I do want to be clear that we are not trying to impose a specific accent or speech pattern or gender presentation on anyone. People have all different kinds of ways of speaking, and that is a wonderful thing; we don't want to change that. But for people who do want to make a change in their speech patterns, whatever the reason may be, we would like to help them make that change effectively and efficiently.

What do you see as the next innovation for your work, and in the field more broadly?

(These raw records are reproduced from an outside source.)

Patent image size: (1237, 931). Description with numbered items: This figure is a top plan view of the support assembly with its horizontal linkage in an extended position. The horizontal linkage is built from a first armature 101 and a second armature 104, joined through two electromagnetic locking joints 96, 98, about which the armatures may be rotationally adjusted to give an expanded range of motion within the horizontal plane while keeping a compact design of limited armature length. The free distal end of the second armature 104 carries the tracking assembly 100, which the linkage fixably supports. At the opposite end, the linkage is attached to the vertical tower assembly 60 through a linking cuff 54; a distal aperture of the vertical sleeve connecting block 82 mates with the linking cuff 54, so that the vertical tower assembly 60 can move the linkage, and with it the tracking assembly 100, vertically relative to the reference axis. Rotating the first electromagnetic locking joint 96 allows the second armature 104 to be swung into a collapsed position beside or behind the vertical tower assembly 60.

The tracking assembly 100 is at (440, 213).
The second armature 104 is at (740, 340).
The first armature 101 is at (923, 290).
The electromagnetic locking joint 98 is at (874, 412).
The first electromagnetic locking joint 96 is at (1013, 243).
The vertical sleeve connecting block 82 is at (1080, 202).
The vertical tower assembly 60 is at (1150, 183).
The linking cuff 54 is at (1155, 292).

I am excited about two new directions we're going with our work. The first is delivery of speech therapy services via telepractice, such as over Zoom. COVID-19 saw an absolute explosion in the number of speech pathologists who provide services remotely, and as the world returns to normal, many of those clinicians will continue to opt for telepractice due to its convenience and efficiency. During COVID, we conducted a pilot study demonstrating that biofeedback treatment can be effective when delivered via telepractice. We are now following up on that work with larger-scale studies, and we are adapting the staRt software to work in a browser so it can be easily shared in a video call.

The second direction that will have a huge impact on speech pathology is artificial intelligence. One thing that science has shown very clearly is that a new speech skill needs to be practiced many times before it becomes the new default for a speaker – one study suggested as many as 5,000 repetitions were needed. Clinicians have jam-packed caseloads, which makes it very difficult to achieve those kinds of numbers with any given child. One promising solution is to use AI to extend the services provided by the speech pathologist. For example, a child could see their clinician once a week and complete AI-guided home practice on two other days.

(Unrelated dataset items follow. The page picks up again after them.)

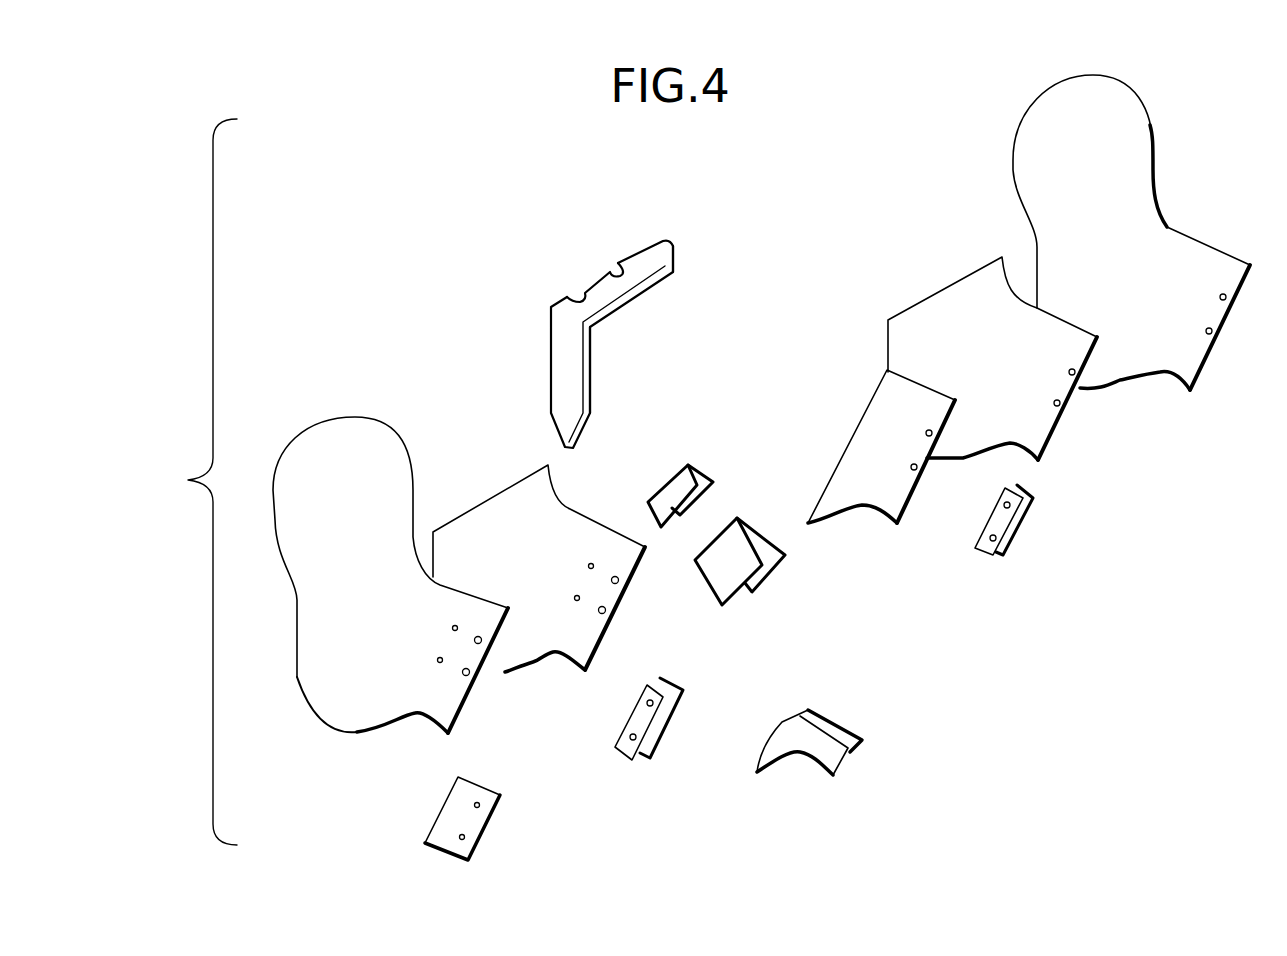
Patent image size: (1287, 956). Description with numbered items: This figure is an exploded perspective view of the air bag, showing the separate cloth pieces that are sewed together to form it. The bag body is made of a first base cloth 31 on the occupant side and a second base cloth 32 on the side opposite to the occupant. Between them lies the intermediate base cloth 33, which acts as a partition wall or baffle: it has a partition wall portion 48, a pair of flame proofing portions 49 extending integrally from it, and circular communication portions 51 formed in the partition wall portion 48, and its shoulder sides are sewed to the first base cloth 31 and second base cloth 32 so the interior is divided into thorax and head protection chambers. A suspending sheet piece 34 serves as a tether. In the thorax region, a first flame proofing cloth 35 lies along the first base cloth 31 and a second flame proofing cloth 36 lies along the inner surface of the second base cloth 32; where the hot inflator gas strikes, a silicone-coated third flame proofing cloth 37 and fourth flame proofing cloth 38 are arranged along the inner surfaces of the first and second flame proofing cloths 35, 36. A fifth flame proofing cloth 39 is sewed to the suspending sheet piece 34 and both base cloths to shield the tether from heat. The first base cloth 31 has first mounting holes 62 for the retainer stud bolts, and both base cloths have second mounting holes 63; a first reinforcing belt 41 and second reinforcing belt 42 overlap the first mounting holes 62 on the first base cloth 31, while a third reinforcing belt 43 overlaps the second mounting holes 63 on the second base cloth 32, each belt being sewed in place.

The first base cloth 31 is at (374, 430).
The second base cloth 32 is at (1040, 113).
The intermediate base cloth 33 is at (618, 318).
The suspending sheet piece 34 is at (672, 483).
The first flame proofing cloth 35 is at (484, 512).
The second flame proofing cloth 36 is at (950, 282).
The third flame proofing cloth 37 is at (800, 712).
The fourth flame proofing cloth 38 is at (850, 438).
The fifth flame proofing cloth 39 is at (715, 570).
The first reinforcing belt 41 is at (490, 823).
The second reinforcing belt 42 is at (640, 760).
The third reinforcing belt 43 is at (985, 560).
The partition wall portion 48 is at (668, 274).
The flame proofing portions 49 is at (590, 392).
The communication portions 51 is at (614, 265).
The first mounting holes 62 is at (440, 660).
The second mounting holes 63 is at (470, 675).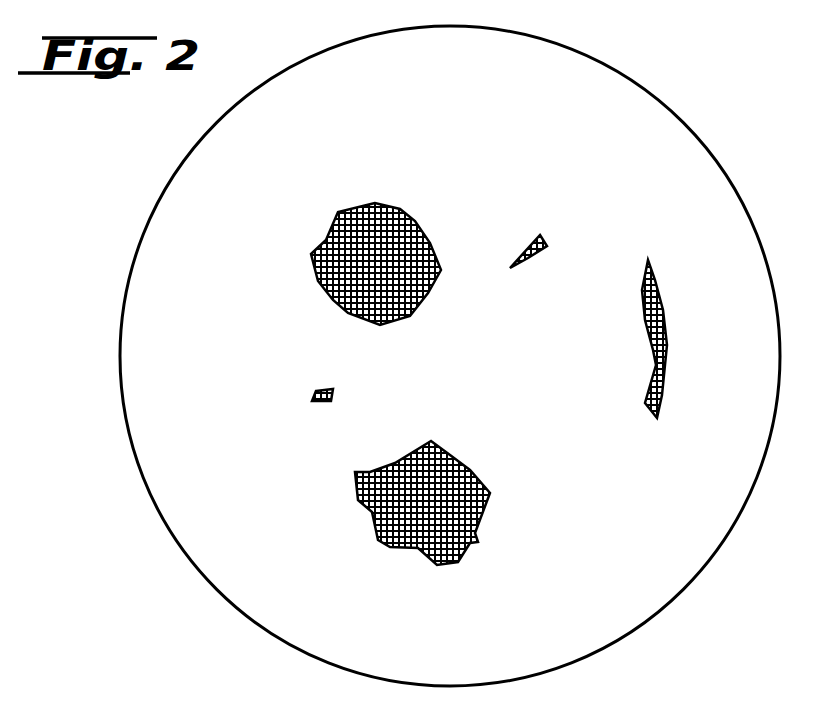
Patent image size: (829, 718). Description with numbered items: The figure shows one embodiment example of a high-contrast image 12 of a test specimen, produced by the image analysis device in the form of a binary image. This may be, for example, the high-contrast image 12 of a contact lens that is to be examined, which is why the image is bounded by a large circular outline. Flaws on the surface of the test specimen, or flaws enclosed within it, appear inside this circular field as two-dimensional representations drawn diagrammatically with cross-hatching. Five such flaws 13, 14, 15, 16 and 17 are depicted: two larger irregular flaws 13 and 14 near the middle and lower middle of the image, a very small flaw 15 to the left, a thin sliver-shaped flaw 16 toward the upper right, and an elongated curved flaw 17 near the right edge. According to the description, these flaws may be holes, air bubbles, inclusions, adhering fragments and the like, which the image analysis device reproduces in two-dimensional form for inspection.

The high-contrast image 12 is at (705, 141).
The flaw 13 is at (428, 238).
The flaw 14 is at (385, 547).
The flaw 15 is at (317, 393).
The flaw 16 is at (532, 257).
The flaw 17 is at (667, 337).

However, the performance of speech recognition technology is still quite poor for the speech of children and individuals with speech disorders. Last year, our team received NIH funding to develop a speech database that can train AI systems to classify children's "r" sounds as on-target or off-target; this project is led by Nina Benway, a doctoral student at Syracuse University. We are currently working to integrate this classifier with the staRt app, which would allow us to provide clinicians with a complete package of tools to help children achieve and maintain new speech targets.